Duration isn't a payback period used to evaluate investments. Duration is a measure of sensitivity to interest rate changes used to evaluate risk. The value of a perpetuity would be measured as the net present value of future coupon payments with no maturity--if it was sold at a later time, then the price at that point would be the net present value of future coupon payments at that time, meaning that all of the value always comes from future coupon payments.

To use the 8.5% SPIA example, in order for a perpetuity to produce $8500 in income per year when prevailing interest rates are 4.2%, then the market price would be 8500/.042 = $202,380. (You can also double check the perpetuity by using a formula like =PV(.042,10000,-8500,0).) The SPIA producing $8500 per year for a 70-year-old cost $100,000. The perpetuity is worth twice as much. If that isn't enough to prove to you that they're fundamentally different instruments, I've got a bridge in Alaska to sell you.

What duration is saying for a perpetuity is that, because it will receive payments indefinitely, the market value of the perpetuity is very sensitive to interest rates. One little flick of the rate, and the market value will swing around. If we can imagine a SPIA as having a market value after purchase, its duration must be shorter than the perpetuity because it has an end date. Its interest rate sensitivity must be less. How much less, of course, depends on the life expectancy of the annuitant.

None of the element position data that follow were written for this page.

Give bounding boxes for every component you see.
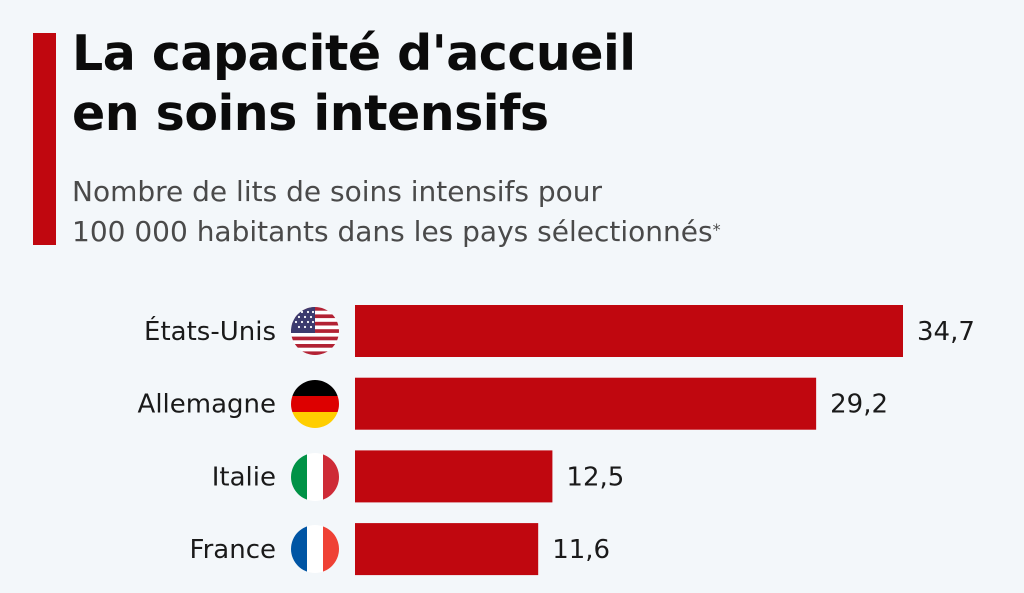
france-flag-icon [291, 525, 339, 573]
category-label: Italie [212, 462, 276, 492]
chart-title: La capacité d'accueil en soins intensifs [72, 24, 972, 144]
value-label: 29,2 [830, 390, 888, 420]
chart-subtitle: Nombre de lits de soins intensifs pour 1… [72, 172, 972, 252]
bar [355, 450, 553, 503]
bar [355, 377, 817, 430]
category-label: France [190, 535, 276, 565]
value-label: 34,7 [917, 317, 975, 347]
bar [355, 305, 903, 357]
title-line-2: en soins intensifs [72, 85, 549, 142]
title-line-1: La capacité d'accueil [72, 25, 636, 82]
subtitle-line-1: Nombre de lits de soins intensifs pour [72, 175, 603, 208]
bars-layer: États-Unis 34,7 Allemagne 29,2 Italie 12,5 Fra… [138, 305, 975, 576]
category-label: États-Unis [144, 315, 276, 347]
footnote-mark: * [712, 220, 721, 239]
us-flag-icon [291, 307, 339, 355]
value-label: 12,5 [566, 462, 624, 492]
value-label: 11,6 [552, 535, 610, 565]
accent-bar [33, 33, 56, 245]
germany-flag-icon [291, 380, 339, 428]
bar [355, 523, 539, 576]
category-label: Allemagne [138, 390, 276, 420]
subtitle-line-2: 100 000 habitants dans les pays sélectio… [72, 215, 713, 248]
italy-flag-icon [291, 453, 339, 501]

It's possible that the person could collect for 70 years, but the expected period of collection for a 40-year-old buying a SPIA is more like 45 years. Undoubtedly the duration would be longer than for a 70-year-old purchasing a SPIA. One thing about NPV of future cash flow items is that as the period grows longer, the change in net present value is smaller since payments in the distant future are heavily discounted. For example, compare the NPV of a perpetuity paying $8500 per year when prevailing rates are 4.2%, which is about $202,380, to a 100-year mortgage with $8500 per year payments with a 4.2% interest rate. That mortgage's face value would be about $199,074. So, likewise, if a SPIA was going to last 50 years, its numbers would start to approach those of a perpetuity. But a 70-year-old's SPIA is not close to that yet.

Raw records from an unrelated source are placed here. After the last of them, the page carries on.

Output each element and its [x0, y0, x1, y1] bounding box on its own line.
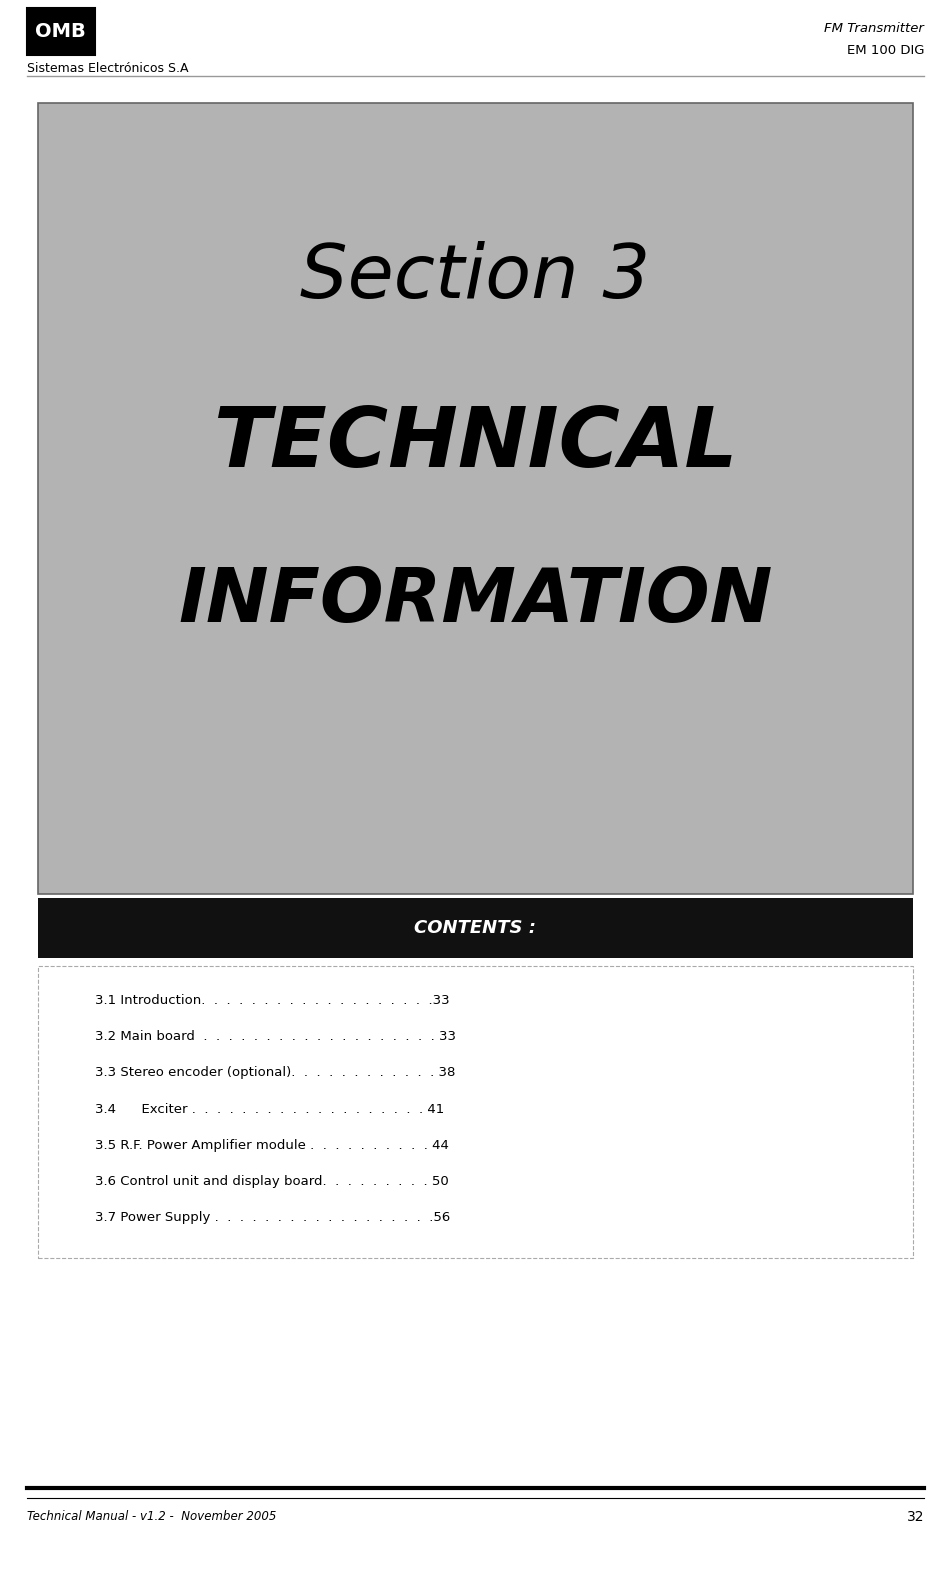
Text: INFORMATION: INFORMATION — [179, 565, 772, 638]
Bar — [27, 8, 95, 55]
Text: Sistemas Electrónicos S.A: Sistemas Electrónicos S.A — [27, 62, 188, 74]
Text: 3.6 Control unit and display board.  .  .  .  .  .  .  .  . 50: 3.6 Control unit and display board. . . … — [95, 1175, 449, 1187]
Text: TECHNICAL: TECHNICAL — [213, 402, 738, 484]
Bar — [38, 103, 913, 894]
Text: FM Transmitter: FM Transmitter — [825, 22, 924, 35]
Text: EM 100 DIG: EM 100 DIG — [847, 44, 924, 57]
Text: CONTENTS :: CONTENTS : — [415, 918, 536, 937]
Text: 3.2 Main board  .  .  .  .  .  .  .  .  .  .  .  .  .  .  .  .  .  .  . 33: 3.2 Main board . . . . . . . . . . . . .… — [95, 1031, 456, 1043]
Text: Section 3: Section 3 — [301, 241, 650, 313]
Text: 32: 32 — [907, 1510, 924, 1524]
Text: Technical Manual - v1.2 -  November 2005: Technical Manual - v1.2 - November 2005 — [27, 1510, 276, 1523]
Bar — [38, 966, 913, 1258]
Text: 3.5 R.F. Power Amplifier module .  .  .  .  .  .  .  .  .  . 44: 3.5 R.F. Power Amplifier module . . . . … — [95, 1138, 449, 1152]
Bar — [38, 898, 913, 958]
Text: OMB: OMB — [35, 22, 87, 41]
Text: 3.1 Introduction.  .  .  .  .  .  .  .  .  .  .  .  .  .  .  .  .  .  .33: 3.1 Introduction. . . . . . . . . . . . … — [95, 994, 450, 1007]
Text: 3.4      Exciter .  .  .  .  .  .  .  .  .  .  .  .  .  .  .  .  .  .  . 41: 3.4 Exciter . . . . . . . . . . . . . . … — [95, 1103, 444, 1116]
Text: 3.7 Power Supply .  .  .  .  .  .  .  .  .  .  .  .  .  .  .  .  .  .56: 3.7 Power Supply . . . . . . . . . . . .… — [95, 1211, 451, 1224]
Text: 3.3 Stereo encoder (optional).  .  .  .  .  .  .  .  .  .  .  . 38: 3.3 Stereo encoder (optional). . . . . .… — [95, 1067, 456, 1080]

But under the hood, so to speak, a SPIAScubaHogg wrote: ↑Fri Sep 15, 2023 12:06 amAn MBS doesn’t make sense, since as the principal gets paid down, there is less ongoing interest more principal gets paid off each month. A SPIA isn’t returning principal, or paying interest. It’s just a payout rate. There is no remaining balance or residual claim.

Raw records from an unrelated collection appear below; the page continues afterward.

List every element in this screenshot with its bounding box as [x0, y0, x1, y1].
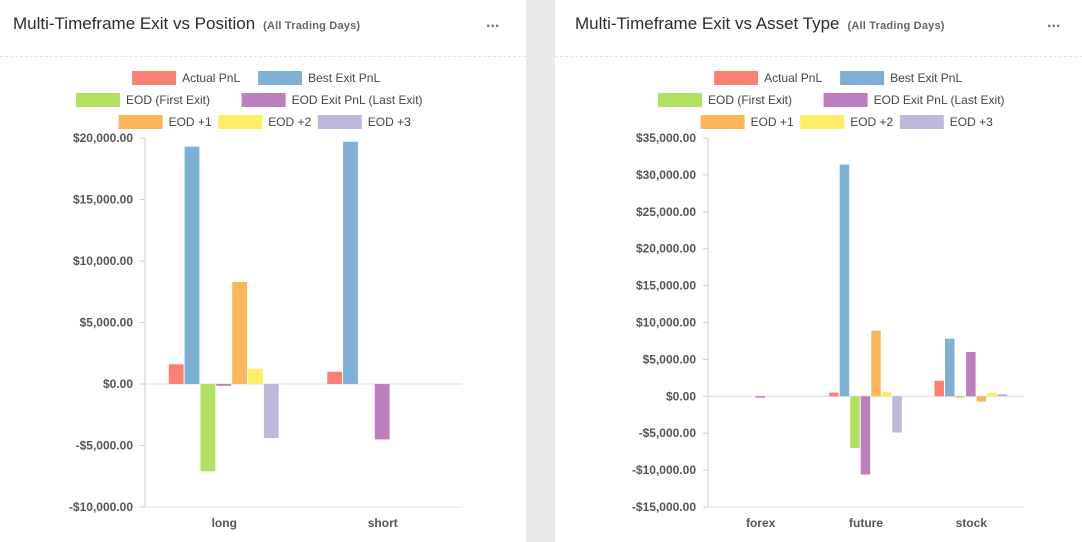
- legend-label: EOD Exit PnL (Last Exit): [292, 93, 423, 107]
- y-tick-label: $30,000.00: [636, 168, 696, 182]
- y-tick-label: -$10,000.00: [69, 500, 133, 514]
- bar: [184, 146, 200, 384]
- bar: [248, 369, 263, 384]
- x-tick-label: short: [368, 516, 398, 530]
- y-tick-label: $20,000.00: [636, 242, 696, 256]
- bar: [829, 392, 839, 397]
- legend-label: EOD +2: [850, 115, 893, 129]
- panel-title: Multi-Timeframe Exit vs Asset Type (All T…: [575, 14, 945, 33]
- panel-subtitle: (All Trading Days): [263, 20, 361, 32]
- bar: [343, 141, 358, 384]
- legend-label: Best Exit PnL: [890, 71, 962, 85]
- legend-label: Best Exit PnL: [308, 71, 380, 85]
- bar: [955, 396, 965, 398]
- x-tick-label: forex: [746, 516, 776, 530]
- legend-swatch: [700, 115, 745, 129]
- bar: [168, 364, 184, 384]
- panel-subtitle: (All Trading Days): [847, 20, 945, 32]
- legend-label: EOD +1: [751, 115, 794, 129]
- legend-label: Actual PnL: [182, 71, 240, 85]
- bar: [327, 371, 343, 384]
- y-tick-label: $25,000.00: [636, 205, 696, 219]
- y-tick-label: $0.00: [666, 389, 696, 403]
- y-tick-label: -$5,000.00: [639, 426, 697, 440]
- legend-swatch: [840, 71, 885, 85]
- bar-chart-asset-type: Actual PnL Best Exit PnL EOD (First Exit) E…: [632, 71, 1024, 530]
- bar: [966, 352, 976, 397]
- legend-label: Actual PnL: [764, 71, 822, 85]
- bar: [976, 396, 987, 402]
- chart-panel-asset-type: Multi-Timeframe Exit vs Asset Type (All T…: [555, 0, 1082, 542]
- legend-label: EOD (First Exit): [708, 93, 792, 107]
- more-horizontal-icon[interactable]: ...: [1047, 14, 1061, 31]
- bar: [263, 384, 279, 439]
- bar: [374, 384, 390, 440]
- legend-swatch: [132, 71, 177, 85]
- x-tick-label: stock: [956, 516, 988, 530]
- y-tick-label: $15,000.00: [73, 193, 133, 207]
- legend-swatch: [241, 93, 286, 107]
- panel-header: Multi-Timeframe Exit vs Position (All Tra…: [0, 0, 526, 57]
- bar: [755, 396, 765, 398]
- y-tick-label: $15,000.00: [636, 279, 696, 293]
- legend-label: EOD +2: [268, 115, 311, 129]
- legend-label: EOD (First Exit): [126, 93, 210, 107]
- legend-label: EOD Exit PnL (Last Exit): [874, 93, 1005, 107]
- y-tick-label: $10,000.00: [636, 316, 696, 330]
- panel-title: Multi-Timeframe Exit vs Position (All Tra…: [13, 14, 361, 33]
- legend-label: EOD +3: [950, 115, 993, 129]
- bar-chart-position: Actual PnL Best Exit PnL EOD (First Exit) E…: [69, 71, 462, 530]
- bar: [987, 392, 997, 397]
- y-tick-label: -$10,000.00: [632, 463, 696, 477]
- legend-label: EOD +3: [368, 115, 411, 129]
- legend-swatch: [823, 93, 868, 107]
- bar: [232, 281, 247, 384]
- panel-header: Multi-Timeframe Exit vs Asset Type (All T…: [555, 0, 1082, 57]
- bar: [871, 330, 881, 397]
- y-tick-label: $20,000.00: [73, 131, 133, 145]
- y-tick-label: -$5,000.00: [76, 439, 134, 453]
- legend-label: EOD +1: [169, 115, 212, 129]
- chart-panel-position: Multi-Timeframe Exit vs Position (All Tra…: [0, 0, 526, 542]
- x-tick-label: future: [849, 516, 883, 530]
- bar: [216, 384, 232, 386]
- bar: [850, 396, 860, 448]
- bar: [997, 394, 1008, 397]
- legend-swatch: [258, 71, 303, 85]
- bar: [881, 391, 892, 397]
- bar: [839, 164, 850, 397]
- bar: [200, 384, 216, 472]
- bar: [945, 338, 955, 397]
- x-tick-label: long: [212, 516, 237, 530]
- y-tick-label: -$15,000.00: [632, 500, 696, 514]
- legend-swatch: [899, 115, 944, 129]
- legend-swatch: [317, 115, 362, 129]
- legend-swatch: [118, 115, 163, 129]
- bar: [860, 396, 871, 475]
- more-horizontal-icon[interactable]: ...: [486, 14, 500, 31]
- y-tick-label: $0.00: [103, 377, 133, 391]
- y-tick-label: $35,000.00: [636, 131, 696, 145]
- bar: [892, 396, 902, 433]
- bar: [934, 380, 944, 397]
- legend-swatch: [658, 93, 702, 107]
- legend-swatch: [218, 115, 263, 129]
- y-tick-label: $5,000.00: [643, 352, 697, 366]
- y-tick-label: $5,000.00: [80, 316, 134, 330]
- legend-swatch: [76, 93, 120, 107]
- y-tick-label: $10,000.00: [73, 254, 133, 268]
- legend-swatch: [800, 115, 845, 129]
- legend-swatch: [714, 71, 759, 85]
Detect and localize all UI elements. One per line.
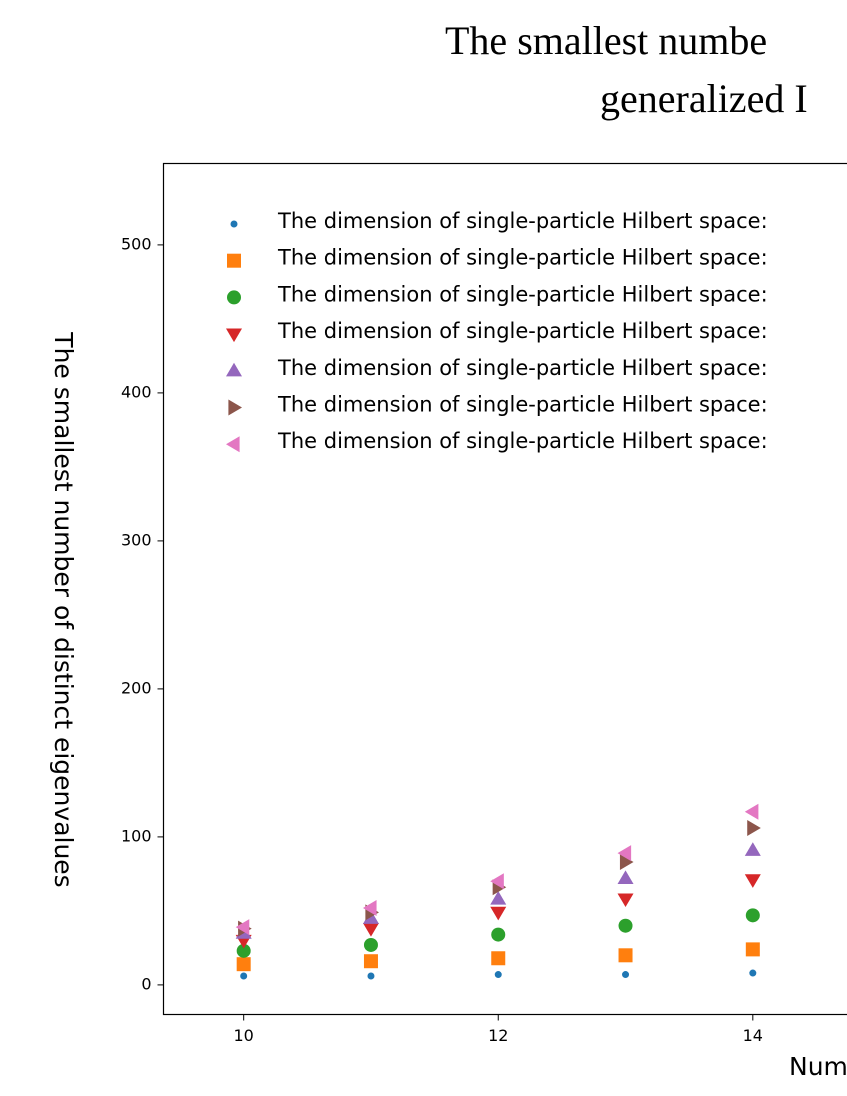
legend-label: The dimension of single-particle Hilbert… [277,209,768,233]
y-tick-label: 500 [121,234,152,253]
y-tick-label: 200 [121,678,152,697]
marker [235,919,250,936]
legend-marker [227,253,241,268]
legend-label: The dimension of single-particle Hilbert… [277,356,768,380]
y-tick-label: 0 [141,974,151,993]
marker [747,820,761,837]
y-tick-label: 300 [121,530,152,549]
marker [236,943,251,958]
x-axis-label: Num [789,1052,847,1081]
marker [749,969,757,977]
legend-label: The dimension of single-particle Hilbert… [277,246,768,270]
marker [490,906,507,921]
marker [744,842,761,856]
marker [617,870,634,884]
marker [490,891,507,905]
marker [367,972,375,980]
marker [617,845,632,862]
marker [618,948,633,963]
marker [745,942,760,957]
plot-frame [162,162,847,1016]
marker [494,971,502,979]
x-tick-label: 12 [488,1026,508,1045]
marker [490,873,504,890]
marker [622,971,630,979]
legend-label: The dimension of single-particle Hilbert… [277,393,768,417]
marker [362,910,379,924]
marker [363,954,378,969]
legend-marker [226,328,242,343]
x-tick-label: 10 [234,1026,254,1045]
y-axis-label: The smallest number of distinct eigenval… [49,331,78,887]
marker [491,951,506,966]
legend-marker [230,220,238,228]
legend-marker [226,362,242,377]
marker [617,893,634,908]
marker [362,899,377,916]
marker [491,927,506,942]
y-tick-label: 400 [121,382,152,401]
marker [362,923,379,937]
marker [744,874,761,888]
legend-marker [226,436,240,453]
legend-marker [227,290,241,305]
chart-title: The smallest numbe [445,18,767,63]
legend-label: The dimension of single-particle Hilbert… [277,429,768,453]
marker [363,937,378,952]
y-tick-label: 100 [121,826,152,845]
legend-label: The dimension of single-particle Hilbert… [277,282,768,306]
marker [240,972,248,980]
legend-marker [228,399,242,416]
x-tick-label: 14 [743,1026,763,1045]
marker [618,918,633,933]
marker [619,854,634,871]
marker [744,803,759,820]
marker [745,908,760,923]
legend-label: The dimension of single-particle Hilbert… [277,319,768,343]
marker [236,957,251,972]
chart-title: generalized I [600,76,808,121]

*is*returning principal. For example, the Internal Revenue Code taxes nonqualified annuities as if they were returning principal and paying a bit of interest over the life expectancy of the annuitant. After life expectancy, all of the income is taxable. Did you ever make the Treasury ladder spreadsheet I asked you to make? Do you know what a Treasury ladder is? If you looked at the cashflows, I think you would agree that a mortgage is probably the other best comparison.